Mon 8 Jul 2024
A Western Movie Review by Dan Stumpf: RAWHIDE (1951).
Posted by Steve under Reviews , Western movies[4] Comments
RAWHIDE. Fox, 1951. Tyrone Power, Susan Hayward, Hugh Marlowe, Dean Jagger, Edgar Buchanan, Jack Elam, and George Tobias. Written by Dudley Nichols. Directed by Henry Hathaway.
Not to be confused with the Television series, though I suspect there will be plenty of comments about it anyway, and if anyone here feels compelled to talk about Clint Eastwood rather than Henry Hathaway, all I can say is, “Go ahead, spoil my day!”
Westerns aren’t generally popular with women, but Kay watches them with me, and the other day we had a nice talk about “Town Westerns” and “Range Westerns.”
In Town Westerns the action is generally confined to a modestly-built community, and may be more concerned with social interactions than physical conflict. The best-known Town Western is High Noon; more noteworthy examples include Fury at Showdown, Rio Bravo, Fury at Gunsight Pass, Star in the Dust and Day of Fury. — does this suggest a certain pent-up hostility?
Anyway, “Range (I use the term loosely, to include any wide-open space or spaces) Westerns” take place largely outdoors (Ride Lonesome has no interiors at all.) and though passions may be deep, and resolutions complex, they are generally expressed by physical action. Think Winchester 73, The Big Trail, Wagonmaster, The Naked Spur …
There are hybrids, variations and freaks of cinema, of course: Day of the Outlaw starts as a Town Western and turns into a Range Western. The town of Terror in a Texas Town barely exists; cattle drives and Conestoga caravans cross the studio sets of Showdown and The Prairie …
… which brings me to the “Room Western” and — at last! — Rawhide.
There are plenty of exteriors in Rawhide, evoking the endless wastes and the fragile isolation of a stagecoach swing-station, but all the important action takes place in two rooms of a single building: the main room/dining hall where the bad guys quarrel, plot mayhem, and gull the unwary; and a single bedroom where Tyrone Power and Susan Hayward quarrel, plot escape, and try to turn the tables on their captors.
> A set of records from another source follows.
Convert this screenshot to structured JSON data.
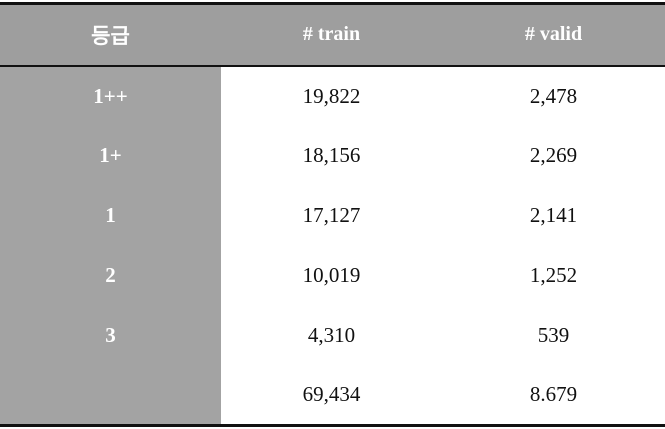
{
  "table": {
    "headers": [
      "등급",
      "# train",
      "# valid"
    ],
    "rows": [
      {
        "grade": "1++",
        "train": "19,822",
        "valid": "2,478"
      },
      {
        "grade": "1+",
        "train": "18,156",
        "valid": "2,269"
      },
      {
        "grade": "1",
        "train": "17,127",
        "valid": "2,141"
      },
      {
        "grade": "2",
        "train": "10,019",
        "valid": "1,252"
      },
      {
        "grade": "3",
        "train": "4,310",
        "valid": "539"
      },
      {
        "grade": "",
        "train": "69,434",
        "valid": "8.679"
      }
    ]
  },
  "colors": {
    "header_bg": "#9e9e9e",
    "grade_column_bg": "#a3a3a3",
    "border": "#111111"
  }
}
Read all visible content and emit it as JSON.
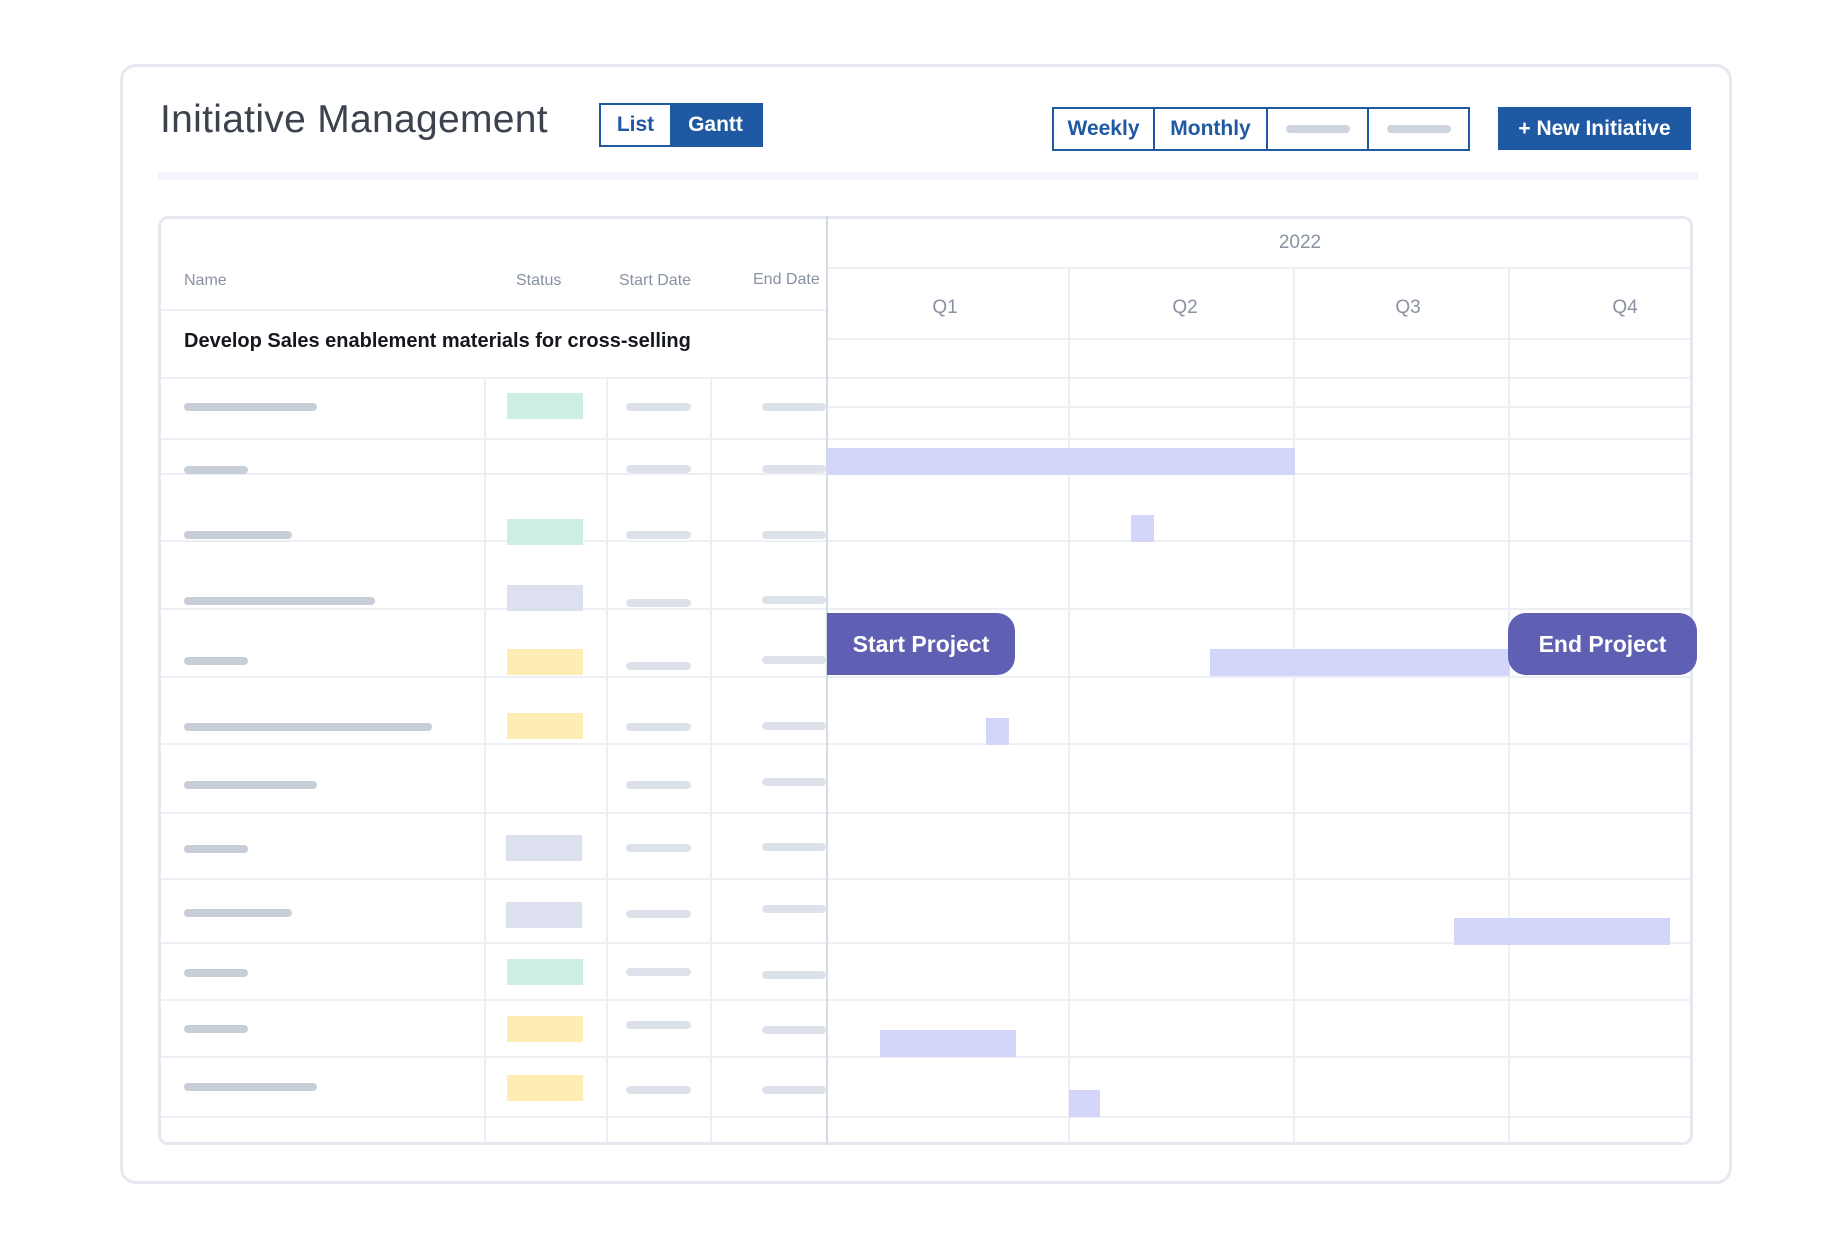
{
  "header": {
    "title": "Initiative Management",
    "view_toggle": {
      "list": "List",
      "gantt": "Gantt",
      "active": "Gantt"
    },
    "period_tabs": [
      "Weekly",
      "Monthly"
    ],
    "new_button": "+ New Initiative"
  },
  "table": {
    "columns": {
      "name": "Name",
      "status": "Status",
      "start": "Start Date",
      "end": "End Date"
    },
    "group_title": "Develop Sales enablement materials for cross-selling",
    "status_colors": {
      "green": "#cdeee2",
      "gray": "#dde1ef",
      "yellow": "#fdedb3"
    },
    "rows": [
      {
        "status": "green"
      },
      {
        "status": "none"
      },
      {
        "status": "green"
      },
      {
        "status": "gray"
      },
      {
        "status": "yellow"
      },
      {
        "status": "yellow"
      },
      {
        "status": "none"
      },
      {
        "status": "gray"
      },
      {
        "status": "gray"
      },
      {
        "status": "green"
      },
      {
        "status": "yellow"
      },
      {
        "status": "yellow"
      }
    ]
  },
  "gantt": {
    "year": "2022",
    "quarters": [
      "Q1",
      "Q2",
      "Q3",
      "Q4"
    ],
    "milestones": {
      "start": "Start Project",
      "end": "End Project"
    },
    "colors": {
      "bar": "#d4d5fb",
      "milestone": "#5f60b4",
      "accent": "#1f58a3"
    }
  }
}
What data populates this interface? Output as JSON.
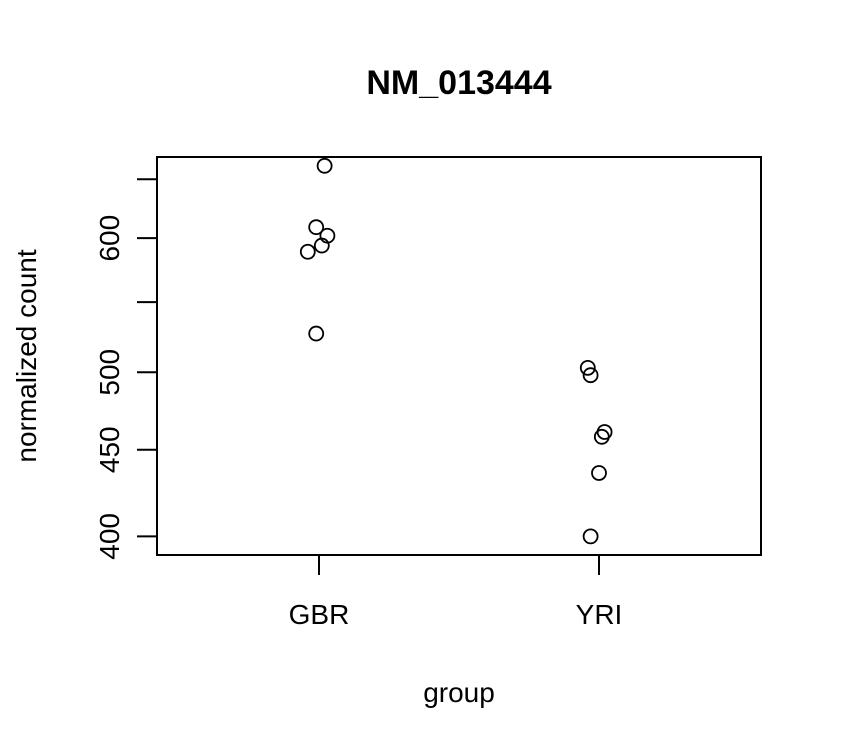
{
  "chart_data": {
    "type": "scatter",
    "title": "NM_013444",
    "xlabel": "group",
    "ylabel": "normalized count",
    "log_y": true,
    "ylim": [
      390,
      670
    ],
    "y_ticks": [
      {
        "value": 400,
        "label": "400"
      },
      {
        "value": 450,
        "label": "450"
      },
      {
        "value": 500,
        "label": "500"
      },
      {
        "value": 550,
        "label": ""
      },
      {
        "value": 600,
        "label": "600"
      },
      {
        "value": 650,
        "label": ""
      }
    ],
    "categories": [
      "GBR",
      "YRI"
    ],
    "points": [
      {
        "group": "GBR",
        "jitter": 0.02,
        "y": 662
      },
      {
        "group": "GBR",
        "jitter": -0.01,
        "y": 609
      },
      {
        "group": "GBR",
        "jitter": 0.03,
        "y": 602
      },
      {
        "group": "GBR",
        "jitter": 0.01,
        "y": 594
      },
      {
        "group": "GBR",
        "jitter": -0.04,
        "y": 589
      },
      {
        "group": "GBR",
        "jitter": -0.01,
        "y": 527
      },
      {
        "group": "YRI",
        "jitter": -0.04,
        "y": 503
      },
      {
        "group": "YRI",
        "jitter": -0.03,
        "y": 498
      },
      {
        "group": "YRI",
        "jitter": 0.02,
        "y": 461
      },
      {
        "group": "YRI",
        "jitter": 0.01,
        "y": 458
      },
      {
        "group": "YRI",
        "jitter": 0.0,
        "y": 436
      },
      {
        "group": "YRI",
        "jitter": -0.03,
        "y": 400
      }
    ]
  }
}
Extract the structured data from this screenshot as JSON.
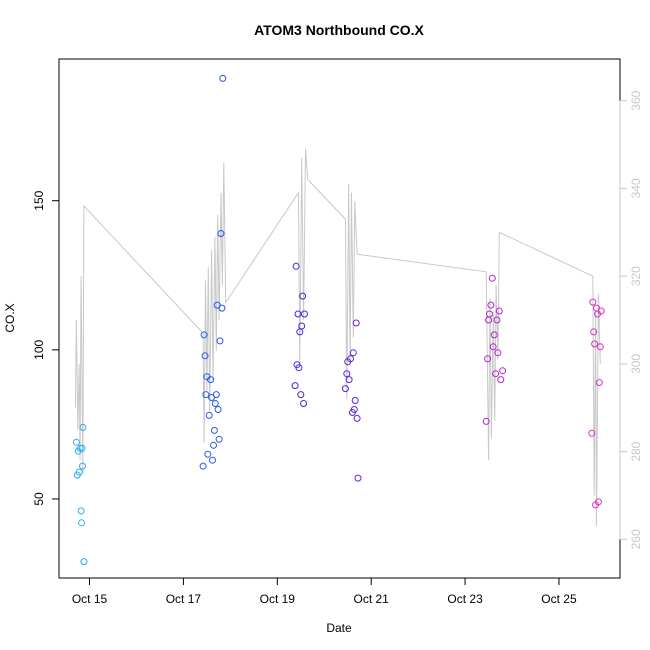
{
  "chart_data": {
    "type": "scatter",
    "title": "ATOM3 Northbound CO.X",
    "xlabel": "Date",
    "ylabel": "CO.X",
    "xlim": [
      14.35,
      26.3
    ],
    "ylim": [
      23.5,
      197.5
    ],
    "y2lim": [
      251.2,
      369.5
    ],
    "x_ticks": [
      {
        "x": 15,
        "label": "Oct 15"
      },
      {
        "x": 17,
        "label": "Oct 17"
      },
      {
        "x": 19,
        "label": "Oct 19"
      },
      {
        "x": 21,
        "label": "Oct 21"
      },
      {
        "x": 23,
        "label": "Oct 23"
      },
      {
        "x": 25,
        "label": "Oct 25"
      }
    ],
    "y_ticks": [
      50,
      100,
      150
    ],
    "y2_ticks": [
      260,
      280,
      300,
      320,
      340,
      360
    ],
    "grid": false,
    "legend": "none",
    "series": [
      {
        "kind": "line",
        "axis": "right",
        "color": "#c8c8c8",
        "points": [
          [
            14.7,
            290
          ],
          [
            14.72,
            310
          ],
          [
            14.75,
            285
          ],
          [
            14.78,
            300
          ],
          [
            14.8,
            278
          ],
          [
            14.82,
            320
          ],
          [
            14.86,
            275
          ],
          [
            14.88,
            336
          ],
          [
            17.42,
            307
          ],
          [
            17.44,
            282
          ],
          [
            17.47,
            319
          ],
          [
            17.5,
            294
          ],
          [
            17.53,
            322
          ],
          [
            17.56,
            289
          ],
          [
            17.6,
            326
          ],
          [
            17.63,
            296
          ],
          [
            17.67,
            329
          ],
          [
            17.7,
            303
          ],
          [
            17.73,
            334
          ],
          [
            17.76,
            310
          ],
          [
            17.8,
            339
          ],
          [
            17.83,
            318
          ],
          [
            17.86,
            346
          ],
          [
            17.9,
            314
          ],
          [
            19.45,
            339
          ],
          [
            19.48,
            300
          ],
          [
            19.52,
            347
          ],
          [
            19.56,
            310
          ],
          [
            19.6,
            349
          ],
          [
            19.65,
            342
          ],
          [
            20.45,
            333
          ],
          [
            20.48,
            292
          ],
          [
            20.52,
            341
          ],
          [
            20.55,
            300
          ],
          [
            20.58,
            339
          ],
          [
            20.62,
            306
          ],
          [
            20.65,
            337
          ],
          [
            20.7,
            325
          ],
          [
            23.45,
            321
          ],
          [
            23.5,
            278
          ],
          [
            23.53,
            315
          ],
          [
            23.56,
            283
          ],
          [
            23.6,
            312
          ],
          [
            23.63,
            287
          ],
          [
            23.66,
            318
          ],
          [
            23.7,
            301
          ],
          [
            23.73,
            330
          ],
          [
            25.72,
            320
          ],
          [
            25.75,
            270
          ],
          [
            25.78,
            312
          ],
          [
            25.8,
            263
          ],
          [
            25.84,
            316
          ],
          [
            25.88,
            300
          ]
        ]
      },
      {
        "kind": "points",
        "axis": "left",
        "color_ramp": [
          "#2fb0f0",
          "#1f6ef0",
          "#3a2ae0",
          "#7a20d8",
          "#b825d0",
          "#e030c8"
        ],
        "points": [
          [
            14.72,
            69
          ],
          [
            14.74,
            58
          ],
          [
            14.76,
            66
          ],
          [
            14.78,
            59
          ],
          [
            14.8,
            67
          ],
          [
            14.82,
            46
          ],
          [
            14.83,
            42
          ],
          [
            14.85,
            61
          ],
          [
            14.86,
            74
          ],
          [
            14.88,
            29
          ],
          [
            14.84,
            67
          ],
          [
            17.42,
            61
          ],
          [
            17.44,
            105
          ],
          [
            17.46,
            98
          ],
          [
            17.48,
            85
          ],
          [
            17.5,
            91
          ],
          [
            17.52,
            65
          ],
          [
            17.55,
            78
          ],
          [
            17.58,
            90
          ],
          [
            17.6,
            84
          ],
          [
            17.62,
            63
          ],
          [
            17.64,
            68
          ],
          [
            17.66,
            73
          ],
          [
            17.68,
            82
          ],
          [
            17.7,
            85
          ],
          [
            17.72,
            115
          ],
          [
            17.74,
            80
          ],
          [
            17.76,
            70
          ],
          [
            17.78,
            103
          ],
          [
            17.8,
            139
          ],
          [
            17.82,
            114
          ],
          [
            17.84,
            191
          ],
          [
            19.38,
            88
          ],
          [
            19.4,
            128
          ],
          [
            19.42,
            95
          ],
          [
            19.44,
            112
          ],
          [
            19.46,
            94
          ],
          [
            19.48,
            106
          ],
          [
            19.5,
            85
          ],
          [
            19.52,
            108
          ],
          [
            19.54,
            118
          ],
          [
            19.56,
            82
          ],
          [
            19.58,
            112
          ],
          [
            20.45,
            87
          ],
          [
            20.48,
            92
          ],
          [
            20.5,
            96
          ],
          [
            20.53,
            90
          ],
          [
            20.56,
            97
          ],
          [
            20.6,
            79
          ],
          [
            20.62,
            99
          ],
          [
            20.64,
            80
          ],
          [
            20.66,
            83
          ],
          [
            20.68,
            109
          ],
          [
            20.7,
            77
          ],
          [
            20.72,
            57
          ],
          [
            23.45,
            76
          ],
          [
            23.48,
            97
          ],
          [
            23.5,
            110
          ],
          [
            23.52,
            112
          ],
          [
            23.55,
            115
          ],
          [
            23.58,
            124
          ],
          [
            23.6,
            101
          ],
          [
            23.62,
            105
          ],
          [
            23.65,
            92
          ],
          [
            23.68,
            110
          ],
          [
            23.7,
            99
          ],
          [
            23.73,
            113
          ],
          [
            23.76,
            90
          ],
          [
            23.8,
            93
          ],
          [
            25.7,
            72
          ],
          [
            25.72,
            116
          ],
          [
            25.74,
            106
          ],
          [
            25.76,
            102
          ],
          [
            25.78,
            48
          ],
          [
            25.8,
            114
          ],
          [
            25.82,
            112
          ],
          [
            25.84,
            49
          ],
          [
            25.86,
            89
          ],
          [
            25.88,
            101
          ],
          [
            25.9,
            113
          ]
        ]
      }
    ]
  }
}
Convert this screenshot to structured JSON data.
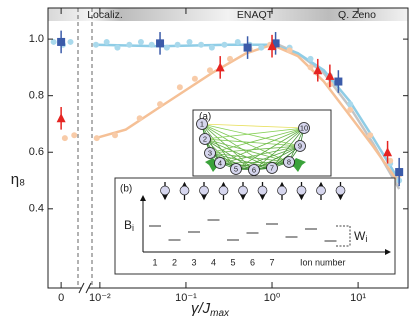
{
  "chart_data": [
    {
      "type": "scatter",
      "ylabel": "η₈",
      "ylim": [
        0.12,
        1.11
      ],
      "yticks": [
        0.4,
        0.6,
        0.8,
        {
          "value": 1,
          "label": "1.0"
        }
      ],
      "xlim": [
        -0.7,
        0.9
      ],
      "xticks": [
        0
      ],
      "series": [
        {
          "marker": "circle",
          "color": "#f8cba8",
          "x": [
            0.2,
            0.7
          ],
          "values": [
            0.65,
            0.66
          ]
        },
        {
          "marker": "circle",
          "color": "#a9d9ec",
          "x": [
            -0.4,
            0.1,
            0.5
          ],
          "values": [
            0.99,
            0.98,
            0.99
          ]
        },
        {
          "marker": "square",
          "color": "#3b5ba9",
          "x": [
            0
          ],
          "values": [
            0.99
          ],
          "errors": [
            0.04
          ]
        },
        {
          "marker": "triangle",
          "color": "#e52421",
          "x": [
            0
          ],
          "values": [
            0.72
          ],
          "errors": [
            0.04
          ]
        }
      ]
    },
    {
      "type": "scatter",
      "log_x": true,
      "xlabel": "γ/J",
      "xlabel_sub": "max",
      "xlim": [
        0.0081,
        38
      ],
      "ylim": [
        0.12,
        1.11
      ],
      "xticks": [
        {
          "value": 0.01,
          "label": "10⁻²"
        },
        {
          "value": 0.1,
          "label": "10⁻¹"
        },
        {
          "value": 1,
          "label": "10⁰"
        },
        {
          "value": 10,
          "label": "10¹"
        }
      ],
      "regions": [
        "Localiz.",
        "ENAQT",
        "Q. Zeno"
      ],
      "series": [
        {
          "marker": "line",
          "color": "#c4c4c4",
          "x": [
            1,
            2,
            4,
            8,
            15,
            30
          ],
          "values": [
            0.99,
            0.95,
            0.88,
            0.76,
            0.63,
            0.47
          ]
        },
        {
          "marker": "line",
          "color": "#8fcde6",
          "x": [
            0.009,
            0.05,
            0.3,
            1,
            2,
            4,
            8,
            15,
            30
          ],
          "values": [
            0.98,
            0.975,
            0.98,
            0.98,
            0.95,
            0.89,
            0.78,
            0.65,
            0.5
          ]
        },
        {
          "marker": "line",
          "color": "#f5c096",
          "x": [
            0.009,
            0.02,
            0.05,
            0.1,
            0.2,
            0.5,
            1,
            2,
            4,
            8,
            15,
            30
          ],
          "values": [
            0.65,
            0.68,
            0.76,
            0.82,
            0.88,
            0.95,
            0.98,
            0.94,
            0.85,
            0.73,
            0.62,
            0.49
          ]
        },
        {
          "marker": "circle",
          "color": "#a9d9ec",
          "x": [
            0.009,
            0.012,
            0.016,
            0.022,
            0.03,
            0.04,
            0.06,
            0.08,
            0.11,
            0.15,
            0.2,
            0.28,
            0.4,
            0.55,
            0.75,
            1,
            1.6,
            2.8,
            4.7,
            8.1,
            13.8,
            23.6,
            30
          ],
          "values": [
            0.98,
            0.99,
            0.97,
            0.98,
            0.99,
            0.98,
            0.97,
            0.98,
            0.99,
            0.98,
            0.97,
            0.98,
            0.99,
            0.98,
            0.97,
            0.98,
            0.97,
            0.93,
            0.87,
            0.77,
            0.66,
            0.56,
            0.5
          ]
        },
        {
          "marker": "circle",
          "color": "#f8cba8",
          "x": [
            0.0092,
            0.015,
            0.029,
            0.05,
            0.085,
            0.127,
            0.19,
            0.325,
            0.55,
            0.95,
            1.6,
            2.8,
            4.7,
            8.1,
            13.8,
            23.6,
            30
          ],
          "values": [
            0.65,
            0.66,
            0.72,
            0.77,
            0.83,
            0.86,
            0.89,
            0.93,
            0.965,
            0.98,
            0.96,
            0.9,
            0.84,
            0.75,
            0.66,
            0.57,
            0.52
          ]
        },
        {
          "marker": "square",
          "color": "#3b5ba9",
          "x": [
            0.05,
            0.52,
            1.1,
            5.9,
            30
          ],
          "values": [
            0.985,
            0.97,
            0.985,
            0.85,
            0.53
          ],
          "errors": [
            0.04,
            0.04,
            0.04,
            0.04,
            0.05
          ]
        },
        {
          "marker": "triangle",
          "color": "#e52421",
          "x": [
            0.25,
            1,
            3.4,
            4.7,
            22
          ],
          "values": [
            0.9,
            0.975,
            0.89,
            0.87,
            0.6
          ],
          "errors": [
            0.04,
            0.04,
            0.04,
            0.04,
            0.04
          ]
        }
      ]
    }
  ],
  "insets": {
    "a": {
      "label": "(a)",
      "nodes": [
        "1",
        "2",
        "3",
        "4",
        "5",
        "6",
        "7",
        "8",
        "9",
        "10"
      ]
    },
    "b": {
      "label": "(b)",
      "ylabel": "B",
      "ylabel_sub": "i",
      "ticks": [
        "1",
        "2",
        "3",
        "4",
        "5",
        "6",
        "7"
      ],
      "xlabel": "Ion number",
      "width_label": "W",
      "width_sub": "i"
    }
  }
}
This is a film of masterful tension, ably framed by Dudley Nichols’ teetering screenplay and Henry Hathaway’s firm direction. I should also mention Milton Krasner’s stunning deep-focus photography, capably limning a distant horizon without missing a single snaggled tooth of Jack Elam’s maniacal grin in the foreground.
Jack Elam is even more villainous than usual here, but he’s only part of a very effectively used cast. Tyrone Power and Susan Hayward convey fear, frustration and convincing strength quite well, and Dean Jagger is engagingly funny as an outlaw who’s only crooked because he’s not smart enough to go straight.
But pride of place goes to a surprisingly intense Hugh Marlowe, best remembered for dull parts in exciting films like The Day The Earth Stood Still and Night and the City. But here, as the head of a makeshift gang of inept and unreliable outlaws, coping with unwilling hostages, desperately trying to hold his plan of robbery and murder together, he’s… well you just can’t take your eyes off him, he has that kind of Screen Presence.
I’ll end by saying this is sometimes considered an unofficial remake of a 1930s gangster movie, Let ’Em Have It. Well maybe, but the finished product resembles it no more than Stagecoach looks like Maupassant’s “Boule de Suif.”